This April 3, 2013 file photo shows Japanese koi carp, listed internationally as an invasive alien species. (Mainichi)

With worries of poisonous red fire ants originating from South America invading Japan this summer, the Mainichi Shimbun answers questions readers may have about Japanese species that have invaded other locations around the globe.

Question: Are there any plants or animals from Japan that have become a problem overseas?

Answer: Non-native species like the red fire ant that cause problems outside their native habitat are referred to as invasive alien species. In the publication "100 of the World's Worst Invasive Alien Species," created by the International Union for Conservation of Nature and Natural Resources (IUCN), the plants Japanese knotweed, kudzu (Japanese arrowroot) and wakame seaweed, along with freshwater koi carp, are among the Japanese natives listed.

Q: What kind of problems have these species caused?

A: The plants are extremely fertile and drive out whatever native vegetation or creatures are in their path. The British government is estimated to have spent over 1.5 billion pounds (roughly 230 billion yen) on eradicating Japanese knotweed. Meanwhile, carp disrupt foreign ecosystems by eating smaller fish and shellfish.

Q: How did they get there?

A: There are many cases where the plants and animals were taken by people to other countries for ornamental purposes. Japanese knotweed was taken to England in 1825, and then to North America after that, where it began to grow in the wild on both sides of the Atlantic. Japanese carp were taken abroad as Japanese gardens became popular, and fish that were eventually discarded multiplied.

Q: Did humans also take wakame abroad?

A: Wakame was spread throughout the world by spores in seawater that was used for ballast water, which weighs down and balances ships. The practice of eating wakame is absent in most cultures around the world, and the seaweed's growth has exploded in places where it has no natural predators like the sea urchin. It has caused damage such as clogging up fish-farming facilities.

Q: The ships carried the seaweed spores without knowing?

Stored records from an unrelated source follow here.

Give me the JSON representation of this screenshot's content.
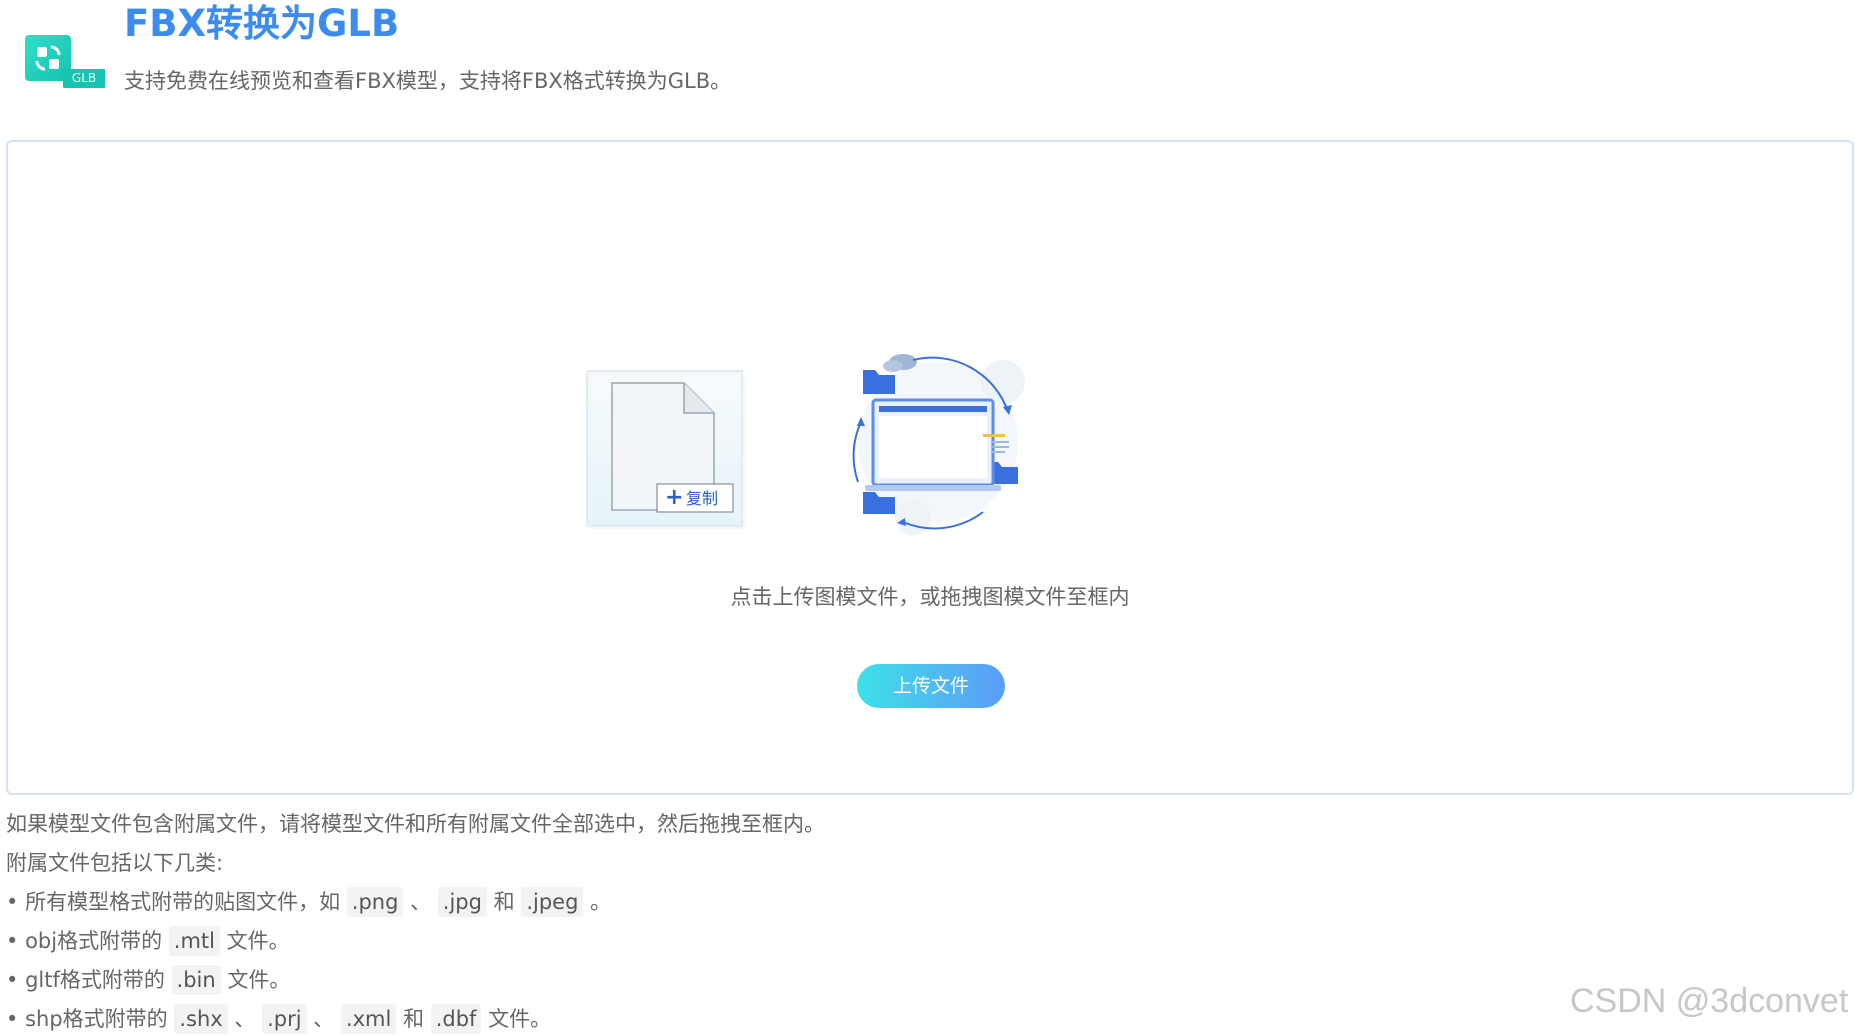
{
  "header": {
    "title": "FBX转换为GLB",
    "subtitle": "支持免费在线预览和查看FBX模型，支持将FBX格式转换为GLB。",
    "logo_badge": "GLB"
  },
  "dropzone": {
    "copy_label": "复制",
    "hint": "点击上传图模文件，或拖拽图模文件至框内",
    "upload_button": "上传文件"
  },
  "notes": {
    "line1": "如果模型文件包含附属文件，请将模型文件和所有附属文件全部选中，然后拖拽至框内。",
    "line2": "附属文件包括以下几类:",
    "item1": {
      "bullet": "•",
      "prefix": " 所有模型格式附带的贴图文件，如",
      "ext1": ".png",
      "sep1": "、",
      "ext2": ".jpg",
      "sep2": "和",
      "ext3": ".jpeg",
      "suffix": "。"
    },
    "item2": {
      "bullet": "•",
      "prefix": " obj格式附带的",
      "ext1": ".mtl",
      "suffix": "文件。"
    },
    "item3": {
      "bullet": "•",
      "prefix": " gltf格式附带的",
      "ext1": ".bin",
      "suffix": "文件。"
    },
    "item4": {
      "bullet": "•",
      "prefix": " shp格式附带的",
      "ext1": ".shx",
      "sep1": "、",
      "ext2": ".prj",
      "sep2": "、",
      "ext3": ".xml",
      "sep3": "和",
      "ext4": ".dbf",
      "suffix": "文件。"
    }
  },
  "watermark": "CSDN @3dconvet",
  "colors": {
    "title": "#3c8cf0",
    "logo": "#16c2b0",
    "button_start": "#3ee0e8",
    "button_end": "#5b9cf7",
    "dropzone_border": "#d5e2f2"
  }
}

A: An international treaty regulating ballast water went into effect this September, and it requires ships that travel around the world to take measures such as installing equipment to remove organisms from the seawater used in ballasts. In addition, according to the Japan Committee for IUCN Secretary General Teppei Dohke, placing caution seals on shipped products that could possibly contain invasive alien species is also being considered.